As in the preceding centuries, the great source from which servile labour was recruited continued to be the waging of war which led to the capture of tribes and of whole nations and threw thousands and tens of thousands of human beings into the markets where they were sold by auction. The generals boasted just as loudly of their captures of slaves as of the treasures which they had pillaged from the vanquished kings or the contributions which they had levied. The yoke was imposed successively upon the Carthaginians, the Sardinians, the Cisalpine Gauls, the Syrians, the Macedonians, the epirotes, the Achaeans, the Cilicians, the Paphlagonians, the inhabitants of Pontus and others, the rough adversaries whom Marius defeated on the Lower Rhone and those whom Caesar thrust back in Belgica ( Heitland, 1921). All races, Hellenic and Germanic, Phoenician and Iberian, were thrown together pell-mell in this terrible subjection of the conquered.
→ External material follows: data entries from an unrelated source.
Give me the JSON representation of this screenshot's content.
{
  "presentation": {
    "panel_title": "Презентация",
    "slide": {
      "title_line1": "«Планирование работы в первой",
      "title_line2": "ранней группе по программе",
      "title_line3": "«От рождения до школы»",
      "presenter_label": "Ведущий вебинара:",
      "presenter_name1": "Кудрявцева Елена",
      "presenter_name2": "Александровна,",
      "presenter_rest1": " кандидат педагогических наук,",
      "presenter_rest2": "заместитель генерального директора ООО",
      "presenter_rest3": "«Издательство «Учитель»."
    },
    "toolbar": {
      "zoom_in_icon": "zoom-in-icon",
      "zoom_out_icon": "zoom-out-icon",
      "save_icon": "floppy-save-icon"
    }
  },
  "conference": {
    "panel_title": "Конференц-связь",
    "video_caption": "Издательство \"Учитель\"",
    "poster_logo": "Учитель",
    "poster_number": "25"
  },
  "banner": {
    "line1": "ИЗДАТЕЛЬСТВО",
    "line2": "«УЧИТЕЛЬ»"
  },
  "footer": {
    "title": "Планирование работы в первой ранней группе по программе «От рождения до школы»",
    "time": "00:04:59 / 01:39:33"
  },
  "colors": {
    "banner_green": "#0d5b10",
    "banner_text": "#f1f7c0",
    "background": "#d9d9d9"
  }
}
It was above all in the eastern markets that this human flesh was concentrated and exhibited. The traders who recruited for the latifundia of Sicily, Africa or Northern Italy were always certain to find there the low-caste and vigorous slaves whom the great agriculturists desired. They found there too the captives with brilliant intellectual qualities and those of comely form and elegant bearing much sought after in the fastidious circles of the capital. The Thracians were taken to Chios, the Scythians to Tanais, whilst Greeks and Asiatics poured into ephesus and Samos ( Warde, 1995). Athens was the centre for gifted slaves--the rhetoricians, poets and mimics whose talents could be employed to provide entertainment at the banquets of the well-to-do. The Cilician pirates who were pursued by Rome on several occasions and who skimmed the Mediterranean and its coasts brought supplies of slaves to Phaselis and to Side in Pamphylia, the latter of which was their base of operations in the middle of the second century and the warehouse for the victims of their abductions. It was Delos, however, that remained for the longest time the chief centre of the slave traffic: 10,000 dungeons were always kept ready there to receive inmates ( Warde, 1995). Whatever might be the qualifications sought in a slave, the journey need never be made in vain. Captives from Asia Minor were exchanged for those of Gaul and of the Alpine regions: the number of transactions reached enormous figures and it was not until very much later that Rome succeeded in seriously threatening the semimonopoly which her island rival had acquired after the decline of Rhodes. When Cato the elder went to the Subura to sell or to buy men or women, there was not offered to his eyes the spectacle of columns of prisoners which Caesar was later to exhibit to his contemporaries. But the actual details of the trade changed little throughout the ages and hardly varied in different countries. It is sure that in the third century slaves of the ordinary run, of average strength, were relatively expensive and that in the first century the very influx of slaves, by increasing the number on the market, led to a considerable drop in prices. ...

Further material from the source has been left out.